Right to manage
Right to manage (often RTM) is a legal process that allows leaseholders in a block of flats to take over the building’s day-to-day management from the freeholder, the “landlord” of the building, by setting up an RTM company and following the statutory procedure. The key point for a freeholder is that the leaseholders do not have to prove poor management to exercise RTM. If the building qualifies and the process is followed correctly, control can transfer even where you believe you have managed well.
When RTM takes effect, the RTM company takes over many management functions that would usually sit with you or your managing agent, for example arranging maintenance of the common parts, organising contractors, and administering relevant building services. The RTM company can manage directly or appoint a managing agent of its own. You still remain the freeholder and the leases remain in place, but your practical control over building management reduces.
As a landlord (freeholder), you still have important interests to protect. The RTM process is notice-driven. You’ll receive formal notices and strict deadlines apply. If there is a dispute about entitlement or procedure, it can end up before the property tribunal (First-tier Tribunal).

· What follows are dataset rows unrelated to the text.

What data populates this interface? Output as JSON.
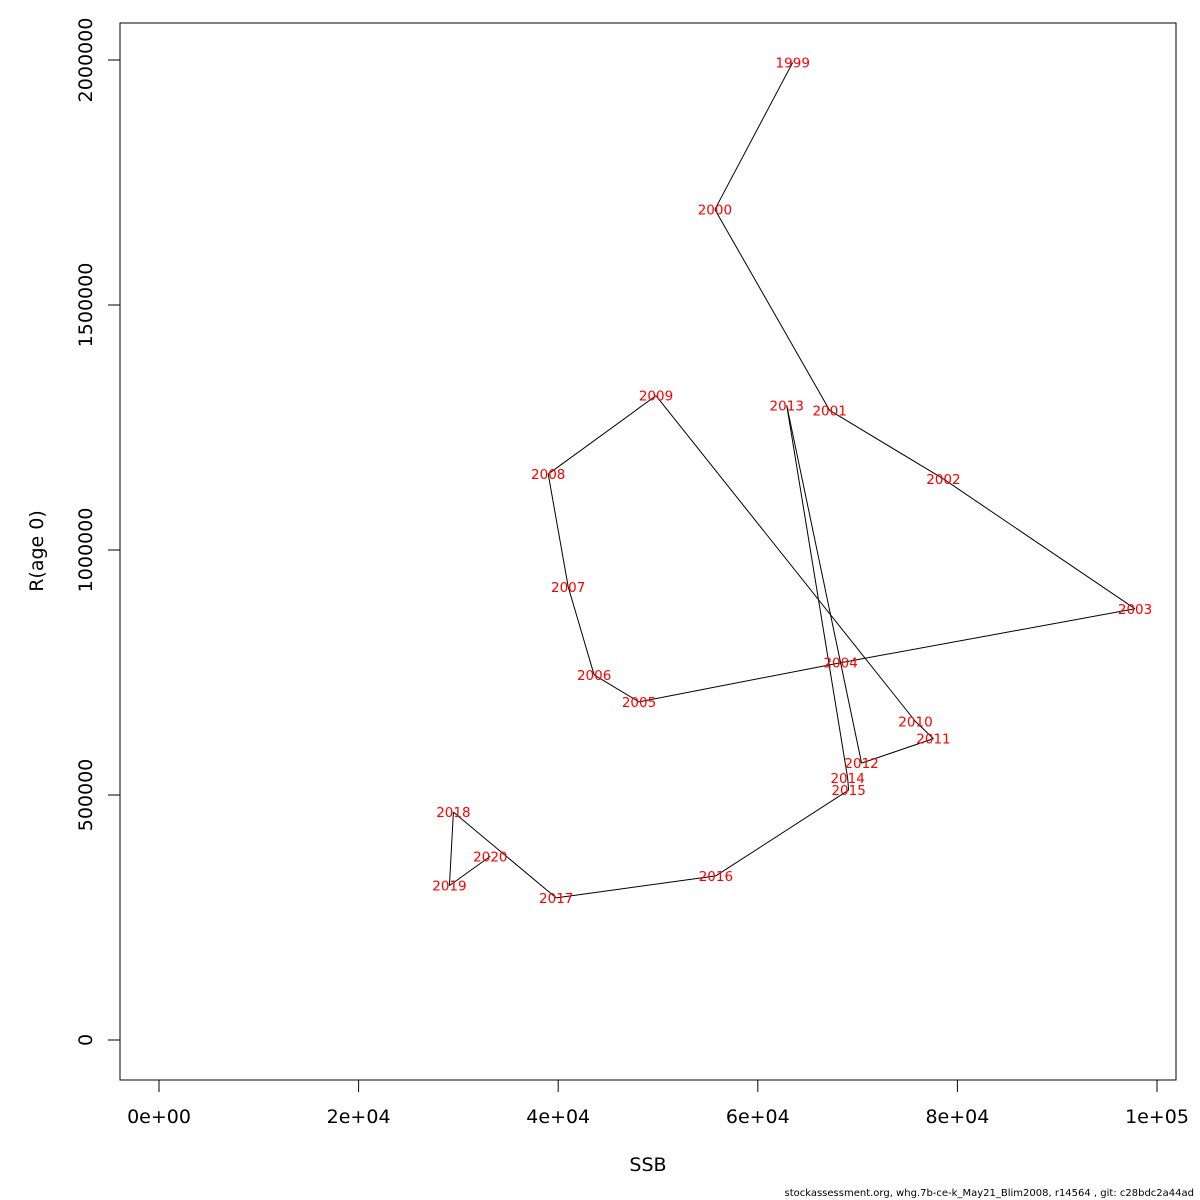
{
  "footer": "stockassessment.org, whg.7b-ce-k_May21_Blim2008, r14564 , git: c28bdc2a44ad",
  "colors": {
    "label": "#ff0000",
    "line": "#000000",
    "axis": "#000000"
  },
  "chart_data": {
    "type": "line",
    "title": "",
    "xlabel": "SSB",
    "ylabel": "R(age 0)",
    "xlim": [
      0,
      100000
    ],
    "ylim": [
      0,
      2000000
    ],
    "grid": false,
    "legend": "none",
    "x_ticks": [
      0,
      20000,
      40000,
      60000,
      80000,
      100000
    ],
    "x_tick_labels": [
      "0e+00",
      "2e+04",
      "4e+04",
      "6e+04",
      "8e+04",
      "1e+05"
    ],
    "y_ticks": [
      0,
      500000,
      1000000,
      1500000,
      2000000
    ],
    "y_tick_labels": [
      "0",
      "500000",
      "1000000",
      "1500000",
      "2000000"
    ],
    "points": [
      {
        "label": "1999",
        "x": 63500,
        "y": 1995000
      },
      {
        "label": "2000",
        "x": 55700,
        "y": 1695000
      },
      {
        "label": "2001",
        "x": 67200,
        "y": 1285000
      },
      {
        "label": "2002",
        "x": 78600,
        "y": 1145000
      },
      {
        "label": "2003",
        "x": 97800,
        "y": 880000
      },
      {
        "label": "2004",
        "x": 68300,
        "y": 770000
      },
      {
        "label": "2005",
        "x": 48100,
        "y": 690000
      },
      {
        "label": "2006",
        "x": 43600,
        "y": 745000
      },
      {
        "label": "2007",
        "x": 41000,
        "y": 925000
      },
      {
        "label": "2008",
        "x": 39000,
        "y": 1155000
      },
      {
        "label": "2009",
        "x": 49800,
        "y": 1315000
      },
      {
        "label": "2010",
        "x": 75800,
        "y": 650000
      },
      {
        "label": "2011",
        "x": 77600,
        "y": 615000
      },
      {
        "label": "2012",
        "x": 70400,
        "y": 565000
      },
      {
        "label": "2013",
        "x": 62900,
        "y": 1295000
      },
      {
        "label": "2014",
        "x": 69000,
        "y": 535000
      },
      {
        "label": "2015",
        "x": 69100,
        "y": 510000
      },
      {
        "label": "2016",
        "x": 55800,
        "y": 335000
      },
      {
        "label": "2017",
        "x": 39800,
        "y": 290000
      },
      {
        "label": "2018",
        "x": 29500,
        "y": 465000
      },
      {
        "label": "2019",
        "x": 29100,
        "y": 315000
      },
      {
        "label": "2020",
        "x": 33200,
        "y": 375000
      }
    ]
  }
}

RTM also matters if you are a landlord who is yourself a leaseholder letting out a rental property in the block. Your ability to deliver repairs and meet rental standards may depend on how quickly the RTM company addresses common-part issues (roof leaks, damp ingress, damp and mould, fire doors, lifts). From the commencement date 1 May 2026, the Renters’ Rights Act raises expectations around property condition and routes complaints through new redress, so delays in block management can more easily become housing disputes with your tenant, even where the underlying fault sits in the common parts.